Bracewell announced this week that it has fortified its intellectual property team by bringing back a couple of firm alumni.
Austin litigators Michael Chibib and Conor Civins, both graduates of the University of Texas School of Law, have returned to the Texas-based firm after practicing for the past five years at Pillsbury Winthrop Shaw Pittman.
Bracewell leaders point out that Texas, and the Western and Eastern Districts of Texas in particular, continues to be a popular venue for patent litigation. Recent data shows that the Western District, which includes Austin and Waco, has surpassed the Eastern District’s decade-plus reign as the most popular jurisdiction in the state for businesses and individuals to file patent lawsuits.
The shift has occurred as a result of the U.S. Supreme Court decision in TC Heartland v. Kraft Foods and the arrival of U.S. District Judge Alan Albright to the Western District of Texas bench in September 2018.
Chibib, who is a former general counsel of the Austin-based alternative energy company Active Power, represents companies in the semiconductor, telecommunications, electronics and software fields. He also has an active post-grant practice before the U.S. Patent and Trademark Office’s (USPTO) Patent Trial and Appeal Board.
Civins handles commercial litigation matters in addition to patent litigation, trademark and trade secret disputes. He has argued before the Federal Circuit and the U.S. Fifth Circuit Court of Appeals.

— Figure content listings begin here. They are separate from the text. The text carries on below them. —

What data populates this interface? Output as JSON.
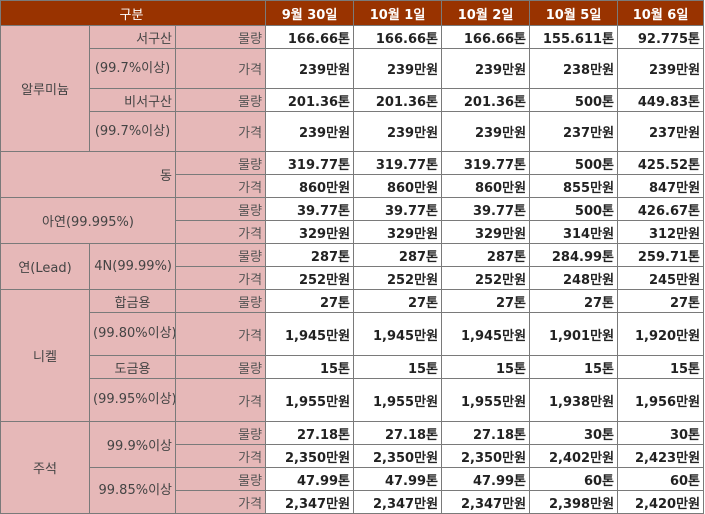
{
  "header": {
    "category": "구분",
    "dates": [
      "9월 30일",
      "10월 1일",
      "10월 2일",
      "10월 5일",
      "10월 6일"
    ]
  },
  "labels": {
    "qty": "물량",
    "price": "가격"
  },
  "aluminum": {
    "name": "알루미늄",
    "western": {
      "name": "서구산",
      "purity": "(99.7%이상)",
      "qty": [
        "166.66톤",
        "166.66톤",
        "166.66톤",
        "155.611톤",
        "92.775톤"
      ],
      "price": [
        "239만원",
        "239만원",
        "239만원",
        "238만원",
        "239만원"
      ]
    },
    "nonwestern": {
      "name": "비서구산",
      "purity": "(99.7%이상)",
      "qty": [
        "201.36톤",
        "201.36톤",
        "201.36톤",
        "500톤",
        "449.83톤"
      ],
      "price": [
        "239만원",
        "239만원",
        "239만원",
        "237만원",
        "237만원"
      ]
    }
  },
  "copper": {
    "name": "동",
    "qty": [
      "319.77톤",
      "319.77톤",
      "319.77톤",
      "500톤",
      "425.52톤"
    ],
    "price": [
      "860만원",
      "860만원",
      "860만원",
      "855만원",
      "847만원"
    ]
  },
  "zinc": {
    "name": "아연(99.995%)",
    "qty": [
      "39.77톤",
      "39.77톤",
      "39.77톤",
      "500톤",
      "426.67톤"
    ],
    "price": [
      "329만원",
      "329만원",
      "329만원",
      "314만원",
      "312만원"
    ]
  },
  "lead": {
    "name": "연(Lead)",
    "grade": "4N(99.99%)",
    "qty": [
      "287톤",
      "287톤",
      "287톤",
      "284.99톤",
      "259.71톤"
    ],
    "price": [
      "252만원",
      "252만원",
      "252만원",
      "248만원",
      "245만원"
    ]
  },
  "nickel": {
    "name": "니켈",
    "alloy": {
      "name": "합금용",
      "purity": "(99.80%이상)",
      "qty": [
        "27톤",
        "27톤",
        "27톤",
        "27톤",
        "27톤"
      ],
      "price": [
        "1,945만원",
        "1,945만원",
        "1,945만원",
        "1,901만원",
        "1,920만원"
      ]
    },
    "plating": {
      "name": "도금용",
      "purity": "(99.95%이상)",
      "qty": [
        "15톤",
        "15톤",
        "15톤",
        "15톤",
        "15톤"
      ],
      "price": [
        "1,955만원",
        "1,955만원",
        "1,955만원",
        "1,938만원",
        "1,956만원"
      ]
    }
  },
  "tin": {
    "name": "주석",
    "g999": {
      "name": "99.9%이상",
      "qty": [
        "27.18톤",
        "27.18톤",
        "27.18톤",
        "30톤",
        "30톤"
      ],
      "price": [
        "2,350만원",
        "2,350만원",
        "2,350만원",
        "2,402만원",
        "2,423만원"
      ]
    },
    "g9985": {
      "name": "99.85%이상",
      "qty": [
        "47.99톤",
        "47.99톤",
        "47.99톤",
        "60톤",
        "60톤"
      ],
      "price": [
        "2,347만원",
        "2,347만원",
        "2,347만원",
        "2,398만원",
        "2,420만원"
      ]
    }
  }
}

Chibib and Civins are two of 10 Bracewell alumni in Texas who have rejoined the Houston-based firm over the past two years after practicing elsewhere. The duo identified three main reasons for their decision to return: the people and culture; the opportunity to better serve their clients, particularly in IP litigation matters in the increasingly active Waco Division of the Western District; and the firm’s strengths as a litigation and transactional firm in the energy and technology sectors.
Bracewell’s newest additions are currently handling a trade secret matter and a trademark matter in the Waco Division of the Western District.
The two lawyers count Trilogy Software, BMC Software, Nautilus and Slyce as clients.